Es sah niemand mehr viel nach dem andern in Kloster Amelungsborn, auch der Herr Amtmann nicht. Es konnte jeder stehen, sitzen und liegen, wie er wollte; sie hatten alle wieder die Faust des Krieges auf der Stirn gespürt, und diesmal gröber denn je. Sie gingen, standen, saßen und lagen alle in stumpfsinniger Betäubung; Freund und Feind, Knecht, Magd und Vieh, Herr und Diener - »Ach Gott, und die Frau Amtmännin und die Kinder auch!« rief das gute Wieschen, den Arm Mademoiselles von sich stoßend und über den verwüsteten Hof auf die Treppe des Amtshauses zulaufend. »Wo sind unsere Kinder? Guten Abend, Frau Amtmann! Kinder, lebt ihr denn noch? Ach Gott, Frau Amtmann, unser Junker, unser junger Herr von Münchhausen liegt draußen ja tot auf dem Odfelde unter den Franzosen und Engländern und dem Herrn Magister seinem Vorspuk und Rabenvolk!«

»Schelze«, sagte der Amtmann, »Heinrich, der Schimmel, der da in den Hof gekommen ist - gehört er - zu den Engländern oder zu den Franzosen? - Was tut das Vieh, als obs hier zu Hause wäre? Guck doch mal hin nach ihm, Heinrich; manchmal kommts mir vor, als hätten wir ihn im Stall gehabt; - o der Herr Magister Buchius! Sie auch noch? Nehmen der Herr Magister die Uncourtoisie nur nicht übel, daß ich nicht aufstehe vom Stuhl. Wir haben heute einen fast zu schweren Tag gehabt in Amelungsborn.«

»Wir auch, mein Herr Amtmann, - draußen auf dem Odfelde und im Eingeweide der Erde, in der Erdhöhle im Ith. Der junge Herr von Münchhausen liegt tot auf dem Odfelde; aber Mademoisell Nichte habe ich glücklich und in Ehren wieder nach Amelungsborn geführet.«

Den Klosteramtmann bewegten beide Benachrichtigungen wenig in seinem Stupor, die letzte aber am wenigsten.

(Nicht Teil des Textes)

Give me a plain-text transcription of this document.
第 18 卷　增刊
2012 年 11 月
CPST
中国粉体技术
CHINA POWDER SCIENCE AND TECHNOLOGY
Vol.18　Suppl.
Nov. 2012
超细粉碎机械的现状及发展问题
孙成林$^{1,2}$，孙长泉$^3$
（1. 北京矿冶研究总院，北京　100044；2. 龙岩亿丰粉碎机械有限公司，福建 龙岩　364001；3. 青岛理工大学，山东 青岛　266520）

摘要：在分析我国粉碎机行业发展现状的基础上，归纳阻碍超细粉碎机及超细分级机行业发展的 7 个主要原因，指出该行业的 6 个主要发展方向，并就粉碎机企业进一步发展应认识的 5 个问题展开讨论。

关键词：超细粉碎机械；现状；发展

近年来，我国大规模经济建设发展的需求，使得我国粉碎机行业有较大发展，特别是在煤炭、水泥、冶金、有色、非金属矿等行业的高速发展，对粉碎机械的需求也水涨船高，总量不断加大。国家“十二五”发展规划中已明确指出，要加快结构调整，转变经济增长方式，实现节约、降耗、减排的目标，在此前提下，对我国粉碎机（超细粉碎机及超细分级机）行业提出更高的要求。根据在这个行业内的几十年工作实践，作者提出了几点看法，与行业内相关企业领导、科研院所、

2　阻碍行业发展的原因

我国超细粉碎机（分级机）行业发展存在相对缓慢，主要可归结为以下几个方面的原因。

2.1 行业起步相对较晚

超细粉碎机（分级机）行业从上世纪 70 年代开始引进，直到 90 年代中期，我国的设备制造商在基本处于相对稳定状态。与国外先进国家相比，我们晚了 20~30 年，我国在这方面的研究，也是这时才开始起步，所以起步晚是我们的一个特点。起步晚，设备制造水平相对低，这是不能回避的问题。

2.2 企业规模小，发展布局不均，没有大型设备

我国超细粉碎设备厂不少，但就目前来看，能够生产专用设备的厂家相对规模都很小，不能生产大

»Hat er sich zuletzt den Hals gebrochen?... Sieh, sieh, Sie Linienfliegersche ist nicht in die weite Welt gegangen mit den Husaren, Dragonern und Kürassern, mit Preußen und Franzosen, Jungfer Allewelt?... Nu, Schelze, wie ist es mit dem Schimmel?«

»Es ist unserer. Dem Herrn Amtmann Seiner ists.«

»Er kam mit dem Herrn Generalleutnant von Hardenberg ins Tor. Also der Satansjunge, der Münchhausen ist auch hinüber? Nehmen der Herr Magister es nicht für ungut, aber mir ist so konfuse, daß mir alles vor dem Auge schwimmt, daß ich von Gott und Welt nichts mehr weiß und mich auf Weib und Kind erst besinnen muß. Das ist mein erster Trost jetzt, daß unser Magister Buchius heute nicht auch für ewig verlorengegangen ist. Da hat man doch wieder einen Menschen in Amelungsborn, der einem ein vernünftig Wort sagen und an den man sich halten kann!«

Magister Buchius, vor dem an Leib und Seele zerbrochenen Manne stehend, schüttelte nur seufzend den Kopf und dachte sich das Seinige, nicht seines Ausganges aus Kloster Amelungsborn am heutigen Morgen, sondern, wehmütig getröstet, seines Eingangs und langen Aufenthalts in Kloster Amelungsborn gedenkend.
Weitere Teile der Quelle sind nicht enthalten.